Internat de la réussite logoChangement de cap pour les internats d’excellence, place aux internats de la réussite ! Au premier abord, la nuance ne saute pas aux yeux. Et pourtant, selon le ministère de l’Education nationale, la différence est importante : il s’agit de ne plus favoriser la réussite de quelques « élèves méritants » mais de tous ceux qui sont intéressés par l’internat et vivent dans des conditions peu favorables à la réussite de leurs études.

Le projet annuel de performances (PAP) 2014 pour la mission enseignement scolaire apporte des précisions sur ces « pensions » d’un genre nouveau, dans un contexte où l’internat attire, en raison notamment du nombre de situations de chômage, de séparations ou encore des horaires de plus en plus décalés des parents : 218 395 collégiens et lycéens étaient internes en France en 2012, dont 159 203 dans le public, soit 4% des effectifs(1).

Les filles sous-représentées

Ainsi, à partir de 2014, le nouveau programme des investissements d’avenir, dont l’Agence nationale de la rénovation urbaine (ANRU) est l’opérateur, consacrera 150 millions d’euros supplémentaires à la construction de ces internats de la réussite.
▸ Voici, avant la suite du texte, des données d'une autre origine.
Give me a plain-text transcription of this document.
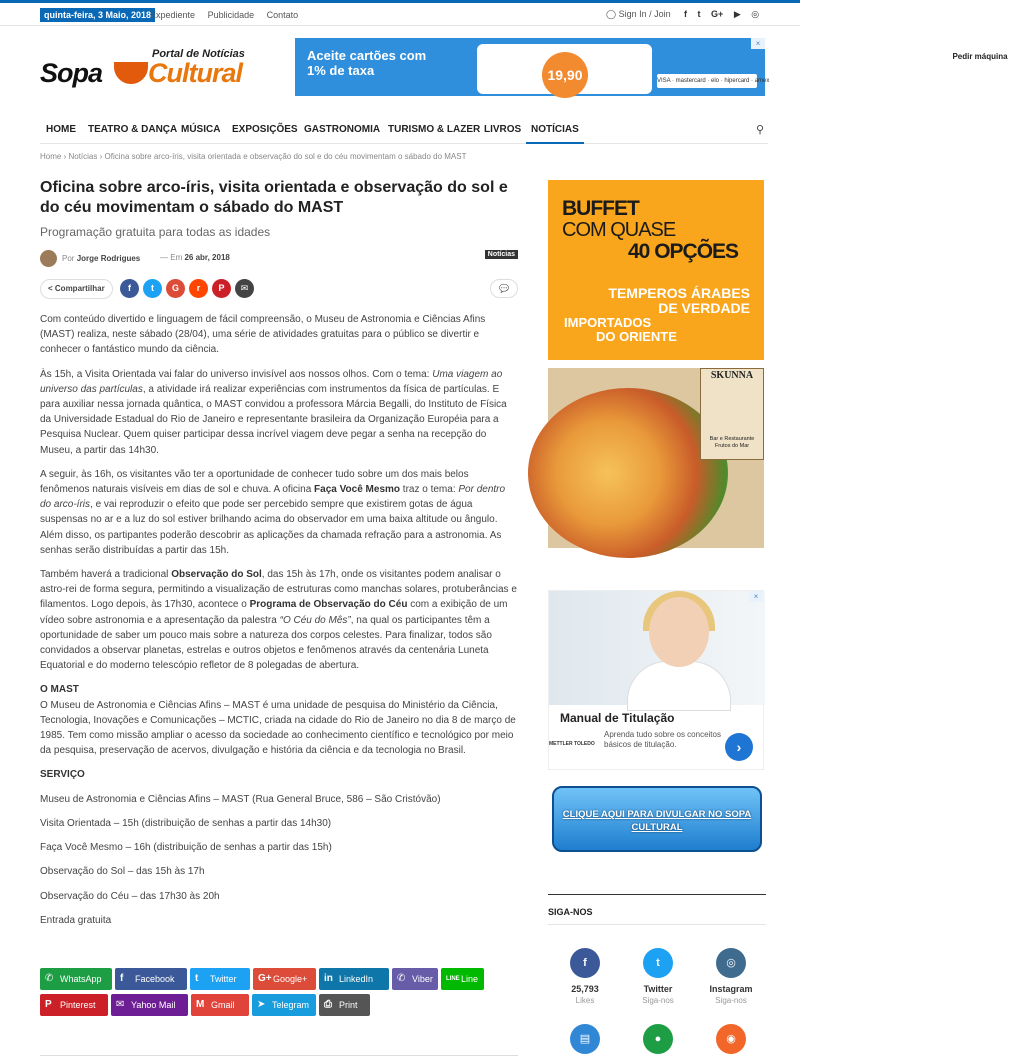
quinta-feira, 3 Maio, 2018
Expediente Publicidade Contato	◯ Sign In / Join f t G+ ▶ ◎
Portal de Notícias
Sopa Cultural
Aceite cartões com
1% de taxa	19,90
Pedir máquina
VISA · mastercard · elo · hipercard · amex
×
HOME TEATRO & DANÇA MÚSICA EXPOSIÇÕES GASTRONOMIA TURISMO & LAZER LIVROS NOTÍCIAS	⚲
Home › Notícias › Oficina sobre arco-íris, visita orientada e observação do sol e do céu movimentam o sábado do MAST
Oficina sobre arco-íris, visita orientada e observação do sol e do céu movimentam o sábado do MAST
Programação gratuita para todas as idades
Por Jorge Rodrigues — Em 26 abr, 2018	Notícias
< Compartilhar	f	t	G	r	P	✉	💬

Com conteúdo divertido e linguagem de fácil compreensão, o Museu de Astronomia e Ciências Afins (MAST) realiza, neste sábado (28/04), uma série de atividades gratuitas para o público se divertir e conhecer o fantástico mundo da ciência.

Às 15h, a Visita Orientada vai falar do universo invisível aos nossos olhos. Com o tema: Uma viagem ao universo das partículas, a atividade irá realizar experiências com instrumentos da física de partículas. E para auxiliar nessa jornada quântica, o MAST convidou a professora Márcia Begalli, do Instituto de Física da Universidade Estadual do Rio de Janeiro e representante brasileira da Organização Européia para a Pesquisa Nuclear. Quem quiser participar dessa incrível viagem deve pegar a senha na recepção do Museu, a partir das 14h30.

A seguir, às 16h, os visitantes vão ter a oportunidade de conhecer tudo sobre um dos mais belos fenômenos naturais visíveis em dias de sol e chuva. A oficina Faça Você Mesmo traz o tema: Por dentro do arco-íris, e vai reproduzir o efeito que pode ser percebido sempre que existirem gotas de água suspensas no ar e a luz do sol estiver brilhando acima do observador em uma baixa altitude ou ângulo. Além disso, os partipantes poderão descobrir as aplicações da chamada refração para a astronomia. As senhas serão distribuídas a partir das 15h.

Também haverá a tradicional Observação do Sol, das 15h às 17h, onde os visitantes podem analisar o astro-rei de forma segura, permitindo a visualização de estruturas como manchas solares, protuberâncias e filamentos. Logo depois, às 17h30, acontece o Programa de Observação do Céu com a exibição de um vídeo sobre astronomia e a apresentação da palestra “O Céu do Mês”, na qual os participantes têm a oportunidade de saber um pouco mais sobre a natureza dos corpos celestes. Para finalizar, todos são convidados a observar planetas, estrelas e outros objetos e fenômenos através da centenária Luneta Equatorial e do moderno telescópio refletor de 8 polegadas de abertura.

O MAST

O Museu de Astronomia e Ciências Afins – MAST é uma unidade de pesquisa do Ministério da Ciência, Tecnologia, Inovações e Comunicações – MCTIC, criada na cidade do Rio de Janeiro no dia 8 de março de 1985. Tem como missão ampliar o acesso da sociedade ao conhecimento científico e tecnológico por meio da pesquisa, preservação de acervos, divulgação e história da ciência e da tecnologia no Brasil.

SERVIÇO

Museu de Astronomia e Ciências Afins – MAST (Rua General Bruce, 586 – São Cristóvão)

Visita Orientada – 15h (distribuição de senhas a partir das 14h30)

Faça Você Mesmo – 16h (distribuição de senhas a partir das 15h)

Observação do Sol – das 15h às 17h

Observação do Céu – das 17h30 às 20h

Entrada gratuita

✆ WhatsApp	f Facebook	t Twitter	G+ Google+	in LinkedIn	✆ Viber	LINE Line
P Pinterest	✉ Yahoo Mail	M Gmail	➤ Telegram	⎙ Print
BUFFET
COM QUASE
40 OPÇÕES
TEMPEROS ÁRABES
DE VERDADE
IMPORTADOS
DO ORIENTE
SKUNNA
Bar e Restaurante
Frutos do Mar
Manual de Titulação
Aprenda tudo sobre os conceitos básicos de titulação.
METTLER TOLEDO	›
×
CLIQUE AQUI PARA DIVULGAR NO SOPA CULTURAL
SIGA-NOS
f
25,793
Likes
t
Twitter
Siga-nos
◎
Instagram
Siga-nos
▤	●	◉
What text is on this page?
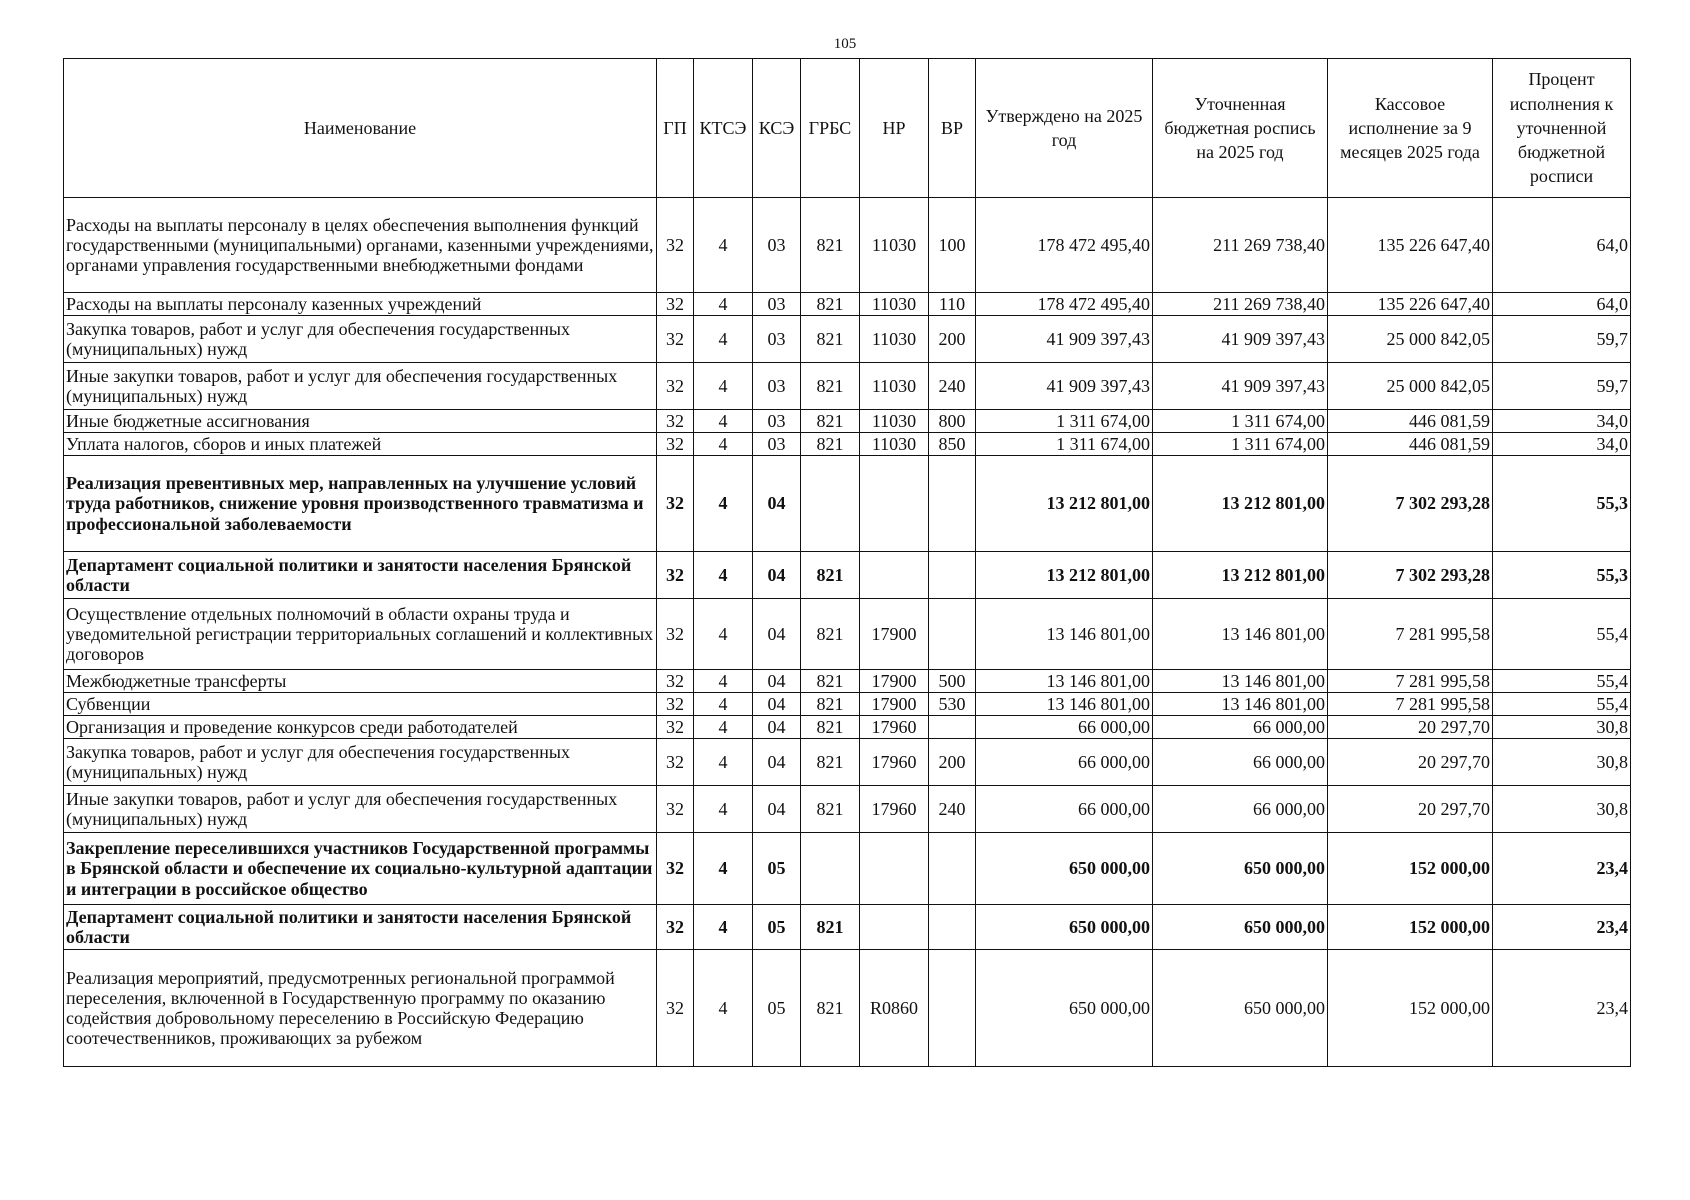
105
Наименование	ГП	КТСЭ	КСЭ	ГРБС	НР	ВР	Утверждено на 2025 год	Уточненная бюджетная роспись на 2025 год	Кассовое исполнение за 9 месяцев 2025 года	Процент исполнения к уточненной бюджетной росписи
Расходы на выплаты персоналу в целях обеспечения выполнения функций государственными (муниципальными) органами, казенными учреждениями, органами управления государственными внебюджетными фондами	32	4	03	821	11030	100	178 472 495,40	211 269 738,40	135 226 647,40	64,0
Расходы на выплаты персоналу казенных учреждений	32	4	03	821	11030	110	178 472 495,40	211 269 738,40	135 226 647,40	64,0
Закупка товаров, работ и услуг для обеспечения государственных (муниципальных) нужд	32	4	03	821	11030	200	41 909 397,43	41 909 397,43	25 000 842,05	59,7
Иные закупки товаров, работ и услуг для обеспечения государственных (муниципальных) нужд	32	4	03	821	11030	240	41 909 397,43	41 909 397,43	25 000 842,05	59,7
Иные бюджетные ассигнования	32	4	03	821	11030	800	1 311 674,00	1 311 674,00	446 081,59	34,0
Уплата налогов, сборов и иных платежей	32	4	03	821	11030	850	1 311 674,00	1 311 674,00	446 081,59	34,0
Реализация превентивных мер, направленных на улучшение условий труда работников, снижение уровня производственного травматизма и профессиональной заболеваемости	32	4	04				13 212 801,00	13 212 801,00	7 302 293,28	55,3
Департамент социальной политики и занятости населения Брянской области	32	4	04	821			13 212 801,00	13 212 801,00	7 302 293,28	55,3
Осуществление отдельных полномочий в области охраны труда и уведомительной регистрации территориальных соглашений и коллективных договоров	32	4	04	821	17900		13 146 801,00	13 146 801,00	7 281 995,58	55,4
Межбюджетные трансферты	32	4	04	821	17900	500	13 146 801,00	13 146 801,00	7 281 995,58	55,4
Субвенции	32	4	04	821	17900	530	13 146 801,00	13 146 801,00	7 281 995,58	55,4
Организация и проведение конкурсов среди работодателей	32	4	04	821	17960		66 000,00	66 000,00	20 297,70	30,8
Закупка товаров, работ и услуг для обеспечения государственных (муниципальных) нужд	32	4	04	821	17960	200	66 000,00	66 000,00	20 297,70	30,8
Иные закупки товаров, работ и услуг для обеспечения государственных (муниципальных) нужд	32	4	04	821	17960	240	66 000,00	66 000,00	20 297,70	30,8
Закрепление переселившихся участников Государственной программы в Брянской области и обеспечение их социально-культурной адаптации и интеграции в российское общество	32	4	05				650 000,00	650 000,00	152 000,00	23,4
Департамент социальной политики и занятости населения Брянской области	32	4	05	821			650 000,00	650 000,00	152 000,00	23,4
Реализация мероприятий, предусмотренных региональной программой переселения, включенной в Государственную программу по оказанию содействия добровольному переселению в Российскую Федерацию соотечественников, проживающих за рубежом	32	4	05	821	R0860		650 000,00	650 000,00	152 000,00	23,4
L’objectif ? Créer « progressivement » 6 000 nouvelles places d’internats de la réussite, en plus des 4 173 existantes des internats d’excellence. « Dès la rentrée prochaine, les rectorats travailleront avec les établissements concernés pour que soient accueillis en internat tout élève qui en fait la demande dès lors qu’il est volontaire ainsi que sa famille », précisent les services du ministère de l’Education nationale. « Il apparaît également que les places pour les collégiens et les lycéens professionnels sont encore trop rares et que les filles y sont sous-représentées. »

Quel coût ?

L’hébergement coûte à la famille entre 1000 et 2000 euros par an, et en moyenne environ 1500 euros par an. Mais ce coût varie « selon les internats en fonction des budgets globaux des établissements, des parts de bourses aux auxquelles ont droit les familles et des aides accordées par d’autres partenaires (collectivités territoriales et ACSE). Il dépend également des aides à la demi pension », précise le ministère. Les bourses nationales prévoient, pour les élèves boursiers, une aide spécifique à l’internat de 254,70 euros par an. L’apport total des bourses peut aller jusqu’à 680 euros pour les familles les plus en difficulté.

« Une action au bénéfice de tous »

Et si la demande excède le nombre de places disponibles ? « Des priorités seront données aux élèves qui en auront le plus besoin », assurent les services du ministère, « compte tenu des situations familiales en fonction d’analyses conduites notamment par les personnels sociaux. L’établissement avec internat pourra accueillir aussi bien des bons élèves que des élèves moyens ou en difficulté comme tout autre établissement. »

En résumé, à la différence des internats d’excellence, ceux de la réussite font « l’objet d’un plan d’ensemble et coordonné qui associe les collectivités territoriales d’emblée alors qu’elles ont parfois été oubliées par la politique des internats d’excellence », glisse-t-on au ministère. « Surtout, on passe d’une action partielle au bénéfice de quelques-uns à une action publique pour la réussite de tous. »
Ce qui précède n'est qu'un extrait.